Nah, masalah mulai muncul karena belakangan ini, orang ini selalu menyapa lewat chat. Buat yang belum tahu, setiap user Facebook yang terkoneksi sebagai 1st degree friend bisa menyapa temannya seperti layaknya dalam chat, apabila temannya tersebut sedang online atau mengakses account Facebook-nya.
Tidak akan menjadi masalah jika saja orang ini dulunya tidak membuat masalah denganku. In terms of, dia yang mencari gara-gara duluan dengan melakukan perbuatan buruk di belakangku, yang mengakibatkan sampai saat ini aku memutuskan untuk lebih baik tidak berkomunikasi lagi dengan dirinya. Atau kalaupun ada komunikasi, kubatasi sampai seminimal mungkin. Kurang-lebih, hanya saat momen Eid-al-Fitr saja, itupun kalau dia ingat mengirimkan template SMS massal memohon maaf lahir dan bathin secara basa-basi.
Ya iyalah, secara kalau dilakukan tulus, pasti akan lebih personal sifat SMS-nya. Minimal mencantumkan namaku di body text. Tapi mengingat kelakuannya tempo doeloe yang membuat hubungan kami renggang, kelakuan basa-basi ini tidaklah sampai mengherankanku.

Kembali ke maksud dan tujuan semula posting ini, adalah sungguh amat disayangkan bahwa sampai saat ini aku masih belum tahu bagaimana bisa mengaktifkan ”stealth setting” di Facebook chat ini sebagaimana opsi yang ditawarkan Yahoo! Messenger. Jadinya setiap kali aku terlihat online, siapapun yang ada di dalam list teman-temanku pasti akan tahu, termasuk orang ini. Mungkin apabila ada teman-teman yang membaca posting ini bisa membantu dengan informasi, please do let me know ya. Thank you in advance!

Untuk menjawab di muka pertanyaan yang mungkin muncul di dalam benak Anda yang membaca posting ini, perlu kiranya diketahui bahwa aku bukanlah tipe yang men-delete seseorang dari daftar online teman-teman (friendlist) hanya karena kesalahan yang telah dilakukan (oleh pihak manapun).
Dengan bangga bisa kukatakan sambil menepuk dada, “Aku bukan seperti ‘Perempuan Itu yang Tidak Perlu Disebutkan Namanya’”, yang menghapus aku dan beberapa orang lainnya dari daftar online teman-temannya hanya karena kami memergoki bahwa selama ini ‘Perempuan Itu’ gemar membual dan menyebarkan berita tidak benar yang sampai pernah merusak reputasi orang lain (and one of her victim was: Me!).
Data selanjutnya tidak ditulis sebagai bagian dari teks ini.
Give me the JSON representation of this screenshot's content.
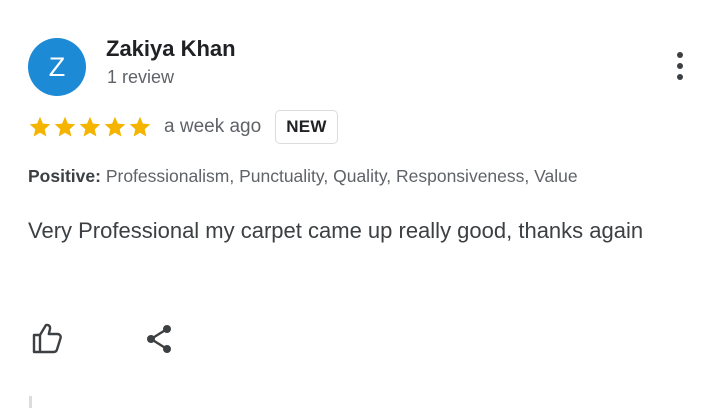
{
  "review": {
    "author": {
      "initial": "Z",
      "name": "Zakiya Khan",
      "review_count": "1 review",
      "avatar_color": "#1d8ad6"
    },
    "rating": 5,
    "rating_max": 5,
    "star_color": "#f4b400",
    "time_ago": "a week ago",
    "badge": "NEW",
    "attributes": {
      "label": "Positive:",
      "values": "Professionalism, Punctuality, Quality, Responsiveness, Value"
    },
    "text": "Very Professional my carpet came up really good, thanks again",
    "actions": {
      "like_icon": "thumbs-up-icon",
      "share_icon": "share-icon",
      "more_icon": "more-vert-icon"
    }
  }
}
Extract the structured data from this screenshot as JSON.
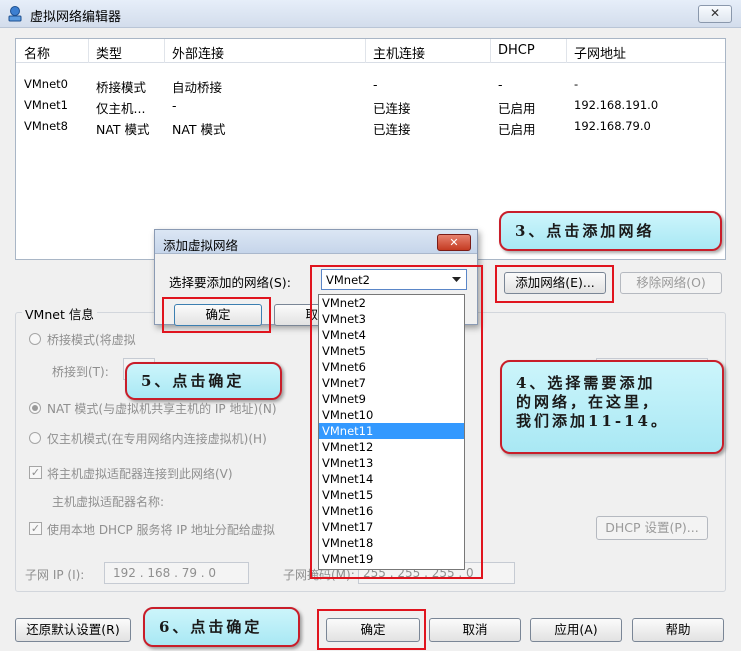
{
  "window": {
    "title": "虚拟网络编辑器",
    "close_label": "✕"
  },
  "networks": {
    "columns": [
      "名称",
      "类型",
      "外部连接",
      "主机连接",
      "DHCP",
      "子网地址"
    ],
    "rows": [
      [
        "VMnet0",
        "桥接模式",
        "自动桥接",
        "-",
        "-",
        "-"
      ],
      [
        "VMnet1",
        "仅主机...",
        "-",
        "已连接",
        "已启用",
        "192.168.191.0"
      ],
      [
        "VMnet8",
        "NAT 模式",
        "NAT 模式",
        "已连接",
        "已启用",
        "192.168.79.0"
      ]
    ]
  },
  "net_buttons": {
    "add": "添加网络(E)...",
    "remove": "移除网络(O)"
  },
  "vmnet_info": {
    "label": "VMnet 信息",
    "bridged": "桥接模式(将虚拟",
    "bridge_to": "桥接到(T):",
    "nat": "NAT 模式(与虚拟机共享主机的 IP 地址)(N)",
    "host_only": "仅主机模式(在专用网络内连接虚拟机)(H)",
    "connect_adapter": "将主机虚拟适配器连接到此网络(V)",
    "adapter_name": "主机虚拟适配器名称:",
    "use_dhcp": "使用本地 DHCP 服务将 IP 地址分配给虚拟",
    "dhcp_settings": "DHCP 设置(P)...",
    "subnet_ip_label": "子网 IP (I):",
    "subnet_ip": "192 . 168 . 79 . 0",
    "subnet_mask_label": "子网掩码(M):",
    "subnet_mask": "255 . 255 . 255 . 0"
  },
  "footer": {
    "restore": "还原默认设置(R)",
    "ok": "确定",
    "cancel": "取消",
    "apply": "应用(A)",
    "help": "帮助"
  },
  "add_dialog": {
    "title": "添加虚拟网络",
    "close_label": "✕",
    "select_label": "选择要添加的网络(S):",
    "selected": "VMnet2",
    "ok": "确定",
    "cancel": "取消",
    "options": [
      "VMnet2",
      "VMnet3",
      "VMnet4",
      "VMnet5",
      "VMnet6",
      "VMnet7",
      "VMnet9",
      "VMnet10",
      "VMnet11",
      "VMnet12",
      "VMnet13",
      "VMnet14",
      "VMnet15",
      "VMnet16",
      "VMnet17",
      "VMnet18",
      "VMnet19"
    ],
    "highlighted": "VMnet11"
  },
  "annotations": {
    "step3": "3、点击添加网络",
    "step4_line1": "4、选择需要添加",
    "step4_line2": "的网络，在这里，",
    "step4_line3": "我们添加11-14。",
    "step5": "5、点击确定",
    "step6": "6、点击确定"
  },
  "colors": {
    "highlight_red": "#e0141e",
    "callout_bg": "#b9eef7",
    "selection_blue": "#3399ff"
  }
}
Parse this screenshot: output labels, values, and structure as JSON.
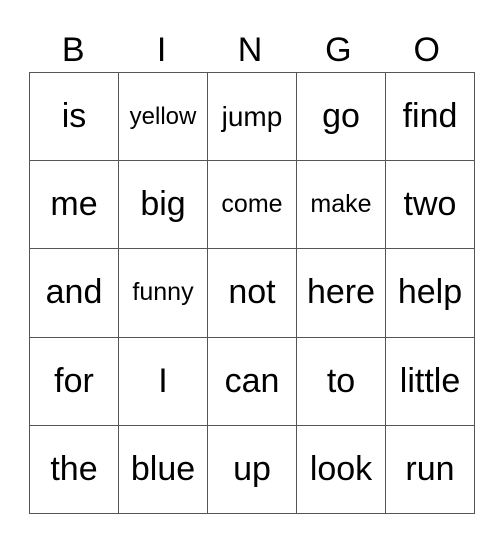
{
  "header": [
    "B",
    "I",
    "N",
    "G",
    "O"
  ],
  "rows": [
    [
      "is",
      "yellow",
      "jump",
      "go",
      "find"
    ],
    [
      "me",
      "big",
      "come",
      "make",
      "two"
    ],
    [
      "and",
      "funny",
      "not",
      "here",
      "help"
    ],
    [
      "for",
      "I",
      "can",
      "to",
      "little"
    ],
    [
      "the",
      "blue",
      "up",
      "look",
      "run"
    ]
  ]
}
Barangkali saking malunya tertangkap basah, ‘Perempuan Itu’ memilih untuk berpura-pura tidak mengenal kami yang dulu merupakan teman-teman jalannya, hingga sekarang.
Tipe orang seperti ini memang lebih baik dienyahkan saja dari pergaulan, tapi jangan sampai terlupakan, karena penting dalam hidup ini untuk selalu mengingat pengkhianatan, agar lebih berhati-hati lagi dalam berteman.

Dan this person yang lagi bikin aku malas buka account Facebook-ku adalah juga orang yang seperti ‘Perempuan Itu’, melakukan pengkhianatan, dan ketahuan.
Alih-alih meminta maaf atau sekedar mengakui kesalahannya, dia malah berakting seolah-olah never did anything wrong to me.
Terus tiba-tiba saja di awal minggu ini say “Hi!” lagi lewat Facebook chat. Masih ingat tempo doeloe ketika dia yang jelas-jelas sudah mapan dan stabil secara ekonomi, kalau pengen ngobrol denganku selalu SMS minta ditelpon, atau nge-buzz via Y!M. Kasihan sekali dia ... (baca dengan nada penuh sarkasme).

Padahal yang mungkin waktu itu perlu dikasihani adalah aku, yang mau-maunya saja dibodohi, menghabiskan pulsa untuk menelpon dia dan mendengarkan curhatnya.
I was sooo bego saat itu, ha ha! Mungkin memang karena masih muda (masa-masa brondong jaya!), masih terlalu naïf, dan (entah mengapa koq bisa) percaya bahwa ini orang baik kepribadiannya. If only I knew the reality back then, ... pasti itu telpon sudah kututup dengan kasar dan meludah, cuih!

Mudah-mudahan sore ini pas aku mengakses account Facebook-ku, dia tidak sedang online. Jadi aku tidak perlu berbasa-basi untuk merespon sapaannya.
Susah sendiri juga sih sebenarnya, kalau jadi orang yang paling susah untuk berpura-pura di hadapan orang lain, tidak bisa acting basa-basi ga penting gitu ke orang yang dimaksud.
Kalau saja ada yang menjual topeng wajah dengan senyum penuh (kepalsuan) tersungging lebar yang praktis bisa terpasang otomatis di wajah ini anytime I need it, hidup tentu akan lebih mudah. Tidak perlu menjauhi orang yang tidak disukai, blend in aja, berbuat sama seperti orang itu, berpura-pura seperti tidak ada negative things happened.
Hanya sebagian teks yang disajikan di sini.